Eksikliğini hissettiğim için bugün pişmanım. Daha çok zaman

ayırmaya özen göstermeliydim. Ama nedense o benim için hep

orada duran biriydi. Bir tür güvence. Ona bir şey olmazmış gibiydi.

Hayatta hiçbir şeyin güvencesi yok oysa, değil mi? Öğrendim,

sevdiklerimizi ihmal etmeyeceğiz.

“Domuz gibiyim”

“Nasılsınız Cüneyt Bey?” dediğimde, “Domuz gibiyim” derdi.

Bir gün şikâyet ettiğini duymadım, görmedim. Hep çok sıhhatli,

hep çok dinamik, hep çok hareketliydi. Ona ölümü yakıştırmakta

zorlandım. Hem de karşıdan karşıya geçerken. Son mantı

toplantılarımızdan birinde bana annesini anlatmıştı uzun uzun.

Resimlerini göstermişti, hayranlığını gözledim. Ne güzel bir şey

diye düşündüm içimden, insanın annesini bu sözlerle, bu yaklaşımla

anması, tanıtması. Bizim ülkemizde erkeklerin annelerini,

eşlerini, kız kardeş ya da ablalarını kısaca bir kadını abartmadan,

saptırmadan ve sakınmadan övmesi çok özel ve güzeldir.

Kızdı mı kızardı hani

Ben değişik kararları alırken Cüneyt Bey’in de fikrini alırdım.

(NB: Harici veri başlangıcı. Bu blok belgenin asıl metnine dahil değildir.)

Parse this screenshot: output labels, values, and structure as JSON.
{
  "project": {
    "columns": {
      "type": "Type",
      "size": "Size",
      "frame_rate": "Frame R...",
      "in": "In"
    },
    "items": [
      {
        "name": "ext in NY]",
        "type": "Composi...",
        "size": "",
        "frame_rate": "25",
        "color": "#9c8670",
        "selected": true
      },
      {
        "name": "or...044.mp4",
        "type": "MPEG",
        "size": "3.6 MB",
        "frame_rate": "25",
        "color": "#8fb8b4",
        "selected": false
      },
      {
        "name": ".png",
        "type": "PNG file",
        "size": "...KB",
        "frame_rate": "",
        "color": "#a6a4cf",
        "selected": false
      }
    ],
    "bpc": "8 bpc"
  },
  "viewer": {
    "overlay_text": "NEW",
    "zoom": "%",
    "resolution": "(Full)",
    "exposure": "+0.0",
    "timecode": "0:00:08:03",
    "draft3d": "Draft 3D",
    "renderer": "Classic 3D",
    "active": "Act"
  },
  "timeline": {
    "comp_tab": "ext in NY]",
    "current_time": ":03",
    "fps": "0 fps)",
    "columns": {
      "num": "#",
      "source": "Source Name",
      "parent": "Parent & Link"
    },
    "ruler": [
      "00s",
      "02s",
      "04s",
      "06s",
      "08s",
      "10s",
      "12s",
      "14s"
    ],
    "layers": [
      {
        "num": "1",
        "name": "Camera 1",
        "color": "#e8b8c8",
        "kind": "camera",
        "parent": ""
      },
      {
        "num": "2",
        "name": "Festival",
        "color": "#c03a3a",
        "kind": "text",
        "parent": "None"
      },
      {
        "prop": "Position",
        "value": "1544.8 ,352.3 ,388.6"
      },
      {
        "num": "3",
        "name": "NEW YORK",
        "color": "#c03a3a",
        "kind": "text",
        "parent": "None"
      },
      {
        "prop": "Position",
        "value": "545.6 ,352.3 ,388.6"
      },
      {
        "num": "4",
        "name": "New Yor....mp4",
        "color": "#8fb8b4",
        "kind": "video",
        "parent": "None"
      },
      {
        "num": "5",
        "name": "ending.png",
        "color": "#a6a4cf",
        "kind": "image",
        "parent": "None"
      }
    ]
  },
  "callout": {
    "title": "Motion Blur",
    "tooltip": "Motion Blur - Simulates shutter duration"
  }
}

Zaman zaman onu kızdırdığım oldu. Kızınca da kızardı hani...

Hiç unutmam, bir gün yazdığım ya da yazmadığım bir şey yüzünden,

tam anımsayamıyorum, nasıl hesap sormuştu bana. Telefon

konuşmamız bitmedi bir türlü. İnanılır gibi değil! Kısa bir süre

araşmadık. Sonra sil baştan. Konuşmanın ya da konuşmamanın

bir faturası olurdu. Ben işi çözmüştüm sonunda. Konuşmak gerekir,

öbürü daha pahalıya patlardı. Çünkü siz ona sormayınca,

o size sorardı. En iyisi baştan sormaktı. Evlenme kararı verdiğimde

bile konuştuk. “Acıyorum bu adama” dedi. Sözlerini dinleyen

dışarıdan biri, “Bu adam oğlan tarafı” derdi. Oysa yüreği hep

benleydi. Tanıştıktan sonra, “İyi çocuk bu” dediğini anımsıyorum.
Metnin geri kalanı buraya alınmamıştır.